True, but a lot of threads that are waking up do. And I thought the CPU usage was minimal, but apperantly top was not displaying things correctly (probably because it had no more cpu-cycles to run).

LordHunter317
April 13th, 2006, 10:04 AM
That also makes no sense. No one can help you troubleshoot your problem because you've yet to be truthful or consistent with your description of your code or your description of what you saw. Stop assuming and post straight observations and facts.

kBanshee
April 13th, 2006, 11:43 AM
I'm sorry if you feel you are talking to a wall, I've got the same on this side. As I said a few posts before: I've allready solved the problem and it wasn't Ubuntu's fault. I'm still not sure what the problem was, but I think I was overloading the system by creating to many highly active threads.
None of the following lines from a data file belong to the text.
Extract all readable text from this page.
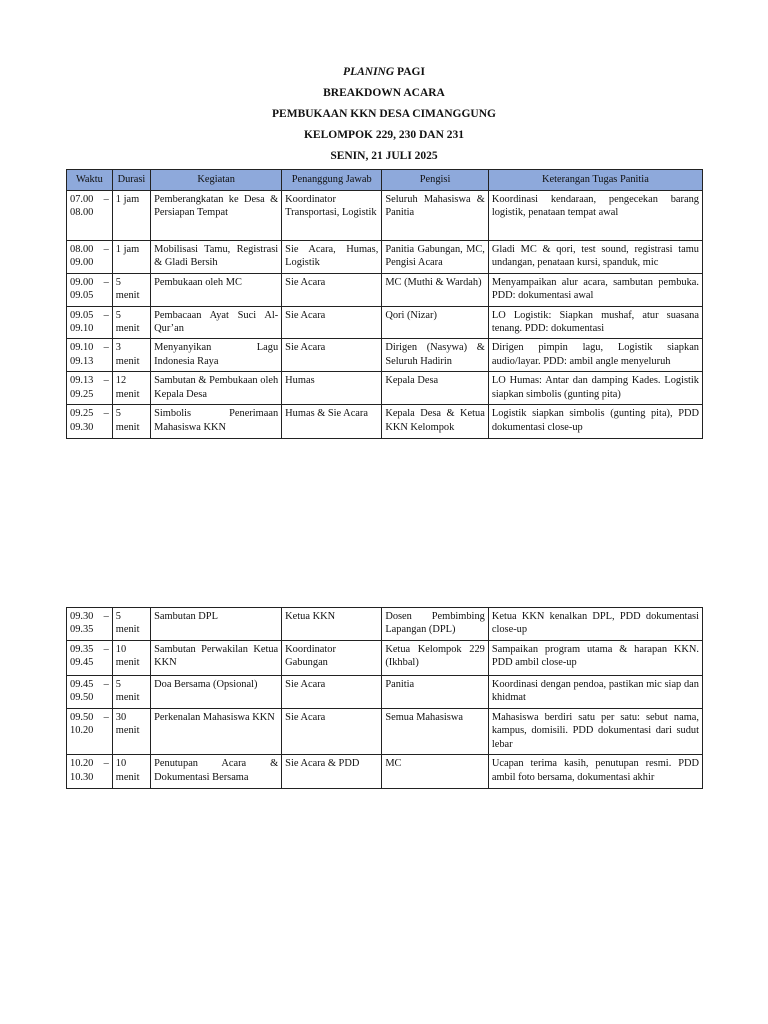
PLANING PAGI
BREAKDOWN ACARA
PEMBUKAAN KKN DESA CIMANGGUNG
KELOMPOK 229, 230 DAN 231
SENIN, 21 JULI 2025
Waktu	Durasi	Kegiatan	Penanggung Jawab	Pengisi	Keterangan Tugas Panitia
07.00 – 08.00	1 jam	Pemberangkatan ke Desa & Persiapan Tempat	Koordinator Transportasi, Logistik	Seluruh Mahasiswa & Panitia	Koordinasi kendaraan, pengecekan barang logistik, penataan tempat awal
08.00 – 09.00	1 jam	Mobilisasi Tamu, Registrasi & Gladi Bersih	Sie Acara, Humas, Logistik	Panitia Gabungan, MC, Pengisi Acara	Gladi MC & qori, test sound, registrasi tamu undangan, penataan kursi, spanduk, mic
09.00 – 09.05	5 menit	Pembukaan oleh MC	Sie Acara	MC (Muthi & Wardah)	Menyampaikan alur acara, sambutan pembuka. PDD: dokumentasi awal
09.05 – 09.10	5 menit	Pembacaan Ayat Suci Al-Qur’an	Sie Acara	Qori (Nizar)	LO Logistik: Siapkan mushaf, atur suasana tenang. PDD: dokumentasi
09.10 – 09.13	3 menit	Menyanyikan Lagu Indonesia Raya	Sie Acara	Dirigen (Nasywa) & Seluruh Hadirin	Dirigen pimpin lagu, Logistik siapkan audio/layar. PDD: ambil angle menyeluruh
09.13 – 09.25	12 menit	Sambutan & Pembukaan oleh Kepala Desa	Humas	Kepala Desa	LO Humas: Antar dan damping Kades. Logistik siapkan simbolis (gunting pita)
09.25 – 09.30	5 menit	Simbolis Penerimaan Mahasiswa KKN	Humas & Sie Acara	Kepala Desa & Ketua KKN Kelompok	Logistik siapkan simbolis (gunting pita), PDD dokumentasi close-up
09.30 – 09.35	5 menit	Sambutan DPL	Ketua KKN	Dosen Pembimbing Lapangan (DPL)	Ketua KKN kenalkan DPL, PDD dokumentasi close-up
09.35 – 09.45	10 menit	Sambutan Perwakilan Ketua KKN	Koordinator Gabungan	Ketua Kelompok 229 (Ikhbal)	Sampaikan program utama & harapan KKN. PDD ambil close-up
09.45 – 09.50	5 menit	Doa Bersama (Opsional)	Sie Acara	Panitia	Koordinasi dengan pendoa, pastikan mic siap dan khidmat
09.50 – 10.20	30 menit	Perkenalan Mahasiswa KKN	Sie Acara	Semua Mahasiswa	Mahasiswa berdiri satu per satu: sebut nama, kampus, domisili. PDD dokumentasi dari sudut lebar
10.20 – 10.30	10 menit	Penutupan Acara & Dokumentasi Bersama	Sie Acara & PDD	MC	Ucapan terima kasih, penutupan resmi. PDD ambil foto bersama, dokumentasi akhir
The delay proces you suggested made me realize that.

About your second point: I'd like to post straight observations and facts, but no-one has yet suggested a way to me how I can monitor threads / the entire system when ubuntu is grinding to a halt.

LordHunter317
April 13th, 2006, 05:22 PM
As I said a few posts before: I've allready solved the problem and it wasn't Ubuntu's fault.And I said as much originally.

I'm still not sure what the problem was, but I think I was overloading the system by creating to many highly active threads.Which isn't what you said you were doing originally, hence the confusion.

The delay proces you suggested made me realize that.If the threads are running continually and not sleeping, then delaying between thread invocations shouldn't have solved the problem. There would have to be a lot of IPC for that to have solved it.

About your second point: I'd like to post straight observations and facts, but no-one has yet suggested a way to me how I can monitor threads / the entire system when ubuntu is grinding to a halt.You haven't even given us a consistent story about your code, so what you're observing on the system is irrelevant until you tell us what your code is attempting to do.